Luke Norton, an NC based guitarist, released his first album, Reservoir, via Halloween on Raspberry Hill after years of touring and recording with artists Angel Olsen, H.C. McEntire, Little Wings, Sluice, Molly Burch and many more.
Reservoir is both a lament for a restless life and an embrace of the life that comes after committing to a place. On the surface many of these songs seem to yearn for motion and wildness but a deeper listen reveals a more conflicted sentiment. In 'Magnolia' he hypnotically chants 'I won't ever be ready' while Rock Heater and Paradise express a deep and unexpected contentment in a slower more caring life, constructing a narrator that is searching for vitality while being mesmerized by the cycles of daily life. Other songs offer a more nostalgic perspective, placing characters amongst the people and cities of their past and reckoning with why they left in the first place.
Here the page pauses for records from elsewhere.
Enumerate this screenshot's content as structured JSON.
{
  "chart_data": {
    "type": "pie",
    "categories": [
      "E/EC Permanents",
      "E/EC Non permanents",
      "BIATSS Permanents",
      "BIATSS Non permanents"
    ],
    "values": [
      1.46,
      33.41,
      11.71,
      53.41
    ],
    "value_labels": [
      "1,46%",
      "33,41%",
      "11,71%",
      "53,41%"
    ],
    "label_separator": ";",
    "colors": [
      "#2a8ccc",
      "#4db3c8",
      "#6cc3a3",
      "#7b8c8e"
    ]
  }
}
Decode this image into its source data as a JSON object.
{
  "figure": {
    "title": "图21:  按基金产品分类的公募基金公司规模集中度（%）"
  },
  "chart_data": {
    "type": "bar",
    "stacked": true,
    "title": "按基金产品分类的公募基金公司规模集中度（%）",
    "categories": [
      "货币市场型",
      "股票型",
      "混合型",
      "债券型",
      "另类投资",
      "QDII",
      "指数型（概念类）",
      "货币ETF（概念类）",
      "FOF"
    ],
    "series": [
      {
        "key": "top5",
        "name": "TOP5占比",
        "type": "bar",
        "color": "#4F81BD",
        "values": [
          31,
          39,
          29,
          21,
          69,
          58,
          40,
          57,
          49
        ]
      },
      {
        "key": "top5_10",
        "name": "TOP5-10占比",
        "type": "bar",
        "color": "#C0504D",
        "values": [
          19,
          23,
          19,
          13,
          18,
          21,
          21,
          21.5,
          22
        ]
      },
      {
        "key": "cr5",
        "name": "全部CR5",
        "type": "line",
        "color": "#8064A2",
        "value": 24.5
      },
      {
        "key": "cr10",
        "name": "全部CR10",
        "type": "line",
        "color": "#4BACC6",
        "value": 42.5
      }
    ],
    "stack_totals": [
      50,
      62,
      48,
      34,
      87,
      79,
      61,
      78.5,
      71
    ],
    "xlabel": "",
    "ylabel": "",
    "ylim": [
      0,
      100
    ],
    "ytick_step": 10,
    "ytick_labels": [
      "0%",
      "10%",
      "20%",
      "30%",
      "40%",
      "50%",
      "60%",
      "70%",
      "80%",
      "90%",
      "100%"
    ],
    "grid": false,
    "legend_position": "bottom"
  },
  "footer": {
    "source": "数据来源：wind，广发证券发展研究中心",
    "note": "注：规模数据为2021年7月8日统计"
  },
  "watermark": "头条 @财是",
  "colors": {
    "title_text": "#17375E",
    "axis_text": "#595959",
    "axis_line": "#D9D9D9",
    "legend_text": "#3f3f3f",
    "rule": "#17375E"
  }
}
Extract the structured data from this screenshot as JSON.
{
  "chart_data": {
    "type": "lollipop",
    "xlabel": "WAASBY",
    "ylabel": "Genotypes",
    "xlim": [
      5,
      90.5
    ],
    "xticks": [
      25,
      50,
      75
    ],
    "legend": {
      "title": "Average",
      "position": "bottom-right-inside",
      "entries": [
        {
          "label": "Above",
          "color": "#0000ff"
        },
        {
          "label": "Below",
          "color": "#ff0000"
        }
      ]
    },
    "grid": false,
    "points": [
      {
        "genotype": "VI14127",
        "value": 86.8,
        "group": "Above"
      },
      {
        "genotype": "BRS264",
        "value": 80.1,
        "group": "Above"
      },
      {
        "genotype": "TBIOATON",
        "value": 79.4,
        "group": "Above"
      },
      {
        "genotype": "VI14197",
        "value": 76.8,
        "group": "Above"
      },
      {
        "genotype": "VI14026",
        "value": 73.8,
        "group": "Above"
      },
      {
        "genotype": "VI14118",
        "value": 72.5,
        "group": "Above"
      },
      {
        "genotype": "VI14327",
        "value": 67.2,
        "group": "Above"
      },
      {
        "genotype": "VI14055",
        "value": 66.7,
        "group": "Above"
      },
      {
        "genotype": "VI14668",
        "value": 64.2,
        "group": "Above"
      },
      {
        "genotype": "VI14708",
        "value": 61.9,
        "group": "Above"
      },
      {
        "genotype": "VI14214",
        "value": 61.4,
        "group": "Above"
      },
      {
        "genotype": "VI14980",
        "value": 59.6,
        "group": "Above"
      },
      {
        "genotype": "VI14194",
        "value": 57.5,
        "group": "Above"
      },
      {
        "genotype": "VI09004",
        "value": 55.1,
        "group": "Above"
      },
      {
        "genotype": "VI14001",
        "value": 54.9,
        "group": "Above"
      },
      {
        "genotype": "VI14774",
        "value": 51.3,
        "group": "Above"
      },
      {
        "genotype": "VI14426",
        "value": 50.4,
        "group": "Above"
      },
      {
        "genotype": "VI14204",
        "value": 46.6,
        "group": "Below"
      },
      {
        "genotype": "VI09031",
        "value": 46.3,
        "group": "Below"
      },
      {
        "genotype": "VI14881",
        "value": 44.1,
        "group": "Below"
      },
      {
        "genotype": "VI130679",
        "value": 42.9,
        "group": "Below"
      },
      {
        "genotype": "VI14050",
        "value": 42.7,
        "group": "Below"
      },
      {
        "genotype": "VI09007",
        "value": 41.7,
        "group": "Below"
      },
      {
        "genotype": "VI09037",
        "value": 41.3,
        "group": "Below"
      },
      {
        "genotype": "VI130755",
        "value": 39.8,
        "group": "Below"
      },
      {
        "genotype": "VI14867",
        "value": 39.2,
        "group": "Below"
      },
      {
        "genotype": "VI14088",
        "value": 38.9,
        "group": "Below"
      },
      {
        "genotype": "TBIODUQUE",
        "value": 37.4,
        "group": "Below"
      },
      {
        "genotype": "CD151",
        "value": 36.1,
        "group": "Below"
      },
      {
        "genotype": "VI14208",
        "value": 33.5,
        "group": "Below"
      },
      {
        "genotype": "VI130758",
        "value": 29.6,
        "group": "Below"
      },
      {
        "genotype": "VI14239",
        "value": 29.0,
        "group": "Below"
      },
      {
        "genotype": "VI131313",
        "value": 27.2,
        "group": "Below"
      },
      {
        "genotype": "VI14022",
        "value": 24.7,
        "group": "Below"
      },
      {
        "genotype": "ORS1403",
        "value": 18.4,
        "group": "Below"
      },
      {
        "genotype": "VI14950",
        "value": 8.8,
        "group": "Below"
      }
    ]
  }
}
Much of the album was written in the solitude of rural Orange County, NC but the engine of the record is the band that performs it. Reservoir was realized with the help of NC natives Alex Bingham (Hiss Golden Messenger), Oliver Child-Lanning (Fust, Sluice), Matt Douglas (The Mountain Goats), Justin Morris (Sluice, Fust), Alli Rogers (Sylvan Esso, Bon Iver, Samia), and Joe Westerlund (Bon Iver, Sylvan Esso, Califone). The combination of studio recordings at Betty's in Chapel Hill and the lush guitar arrangements recorded at Norton's home creates a feeling of reaching out while looking inward. Ultimately Reservoir is a search for balance, and while listening to it, it's hard to say whether you're observing from the shore or rocking side to side in a small boat somewhere between rushing and still waters.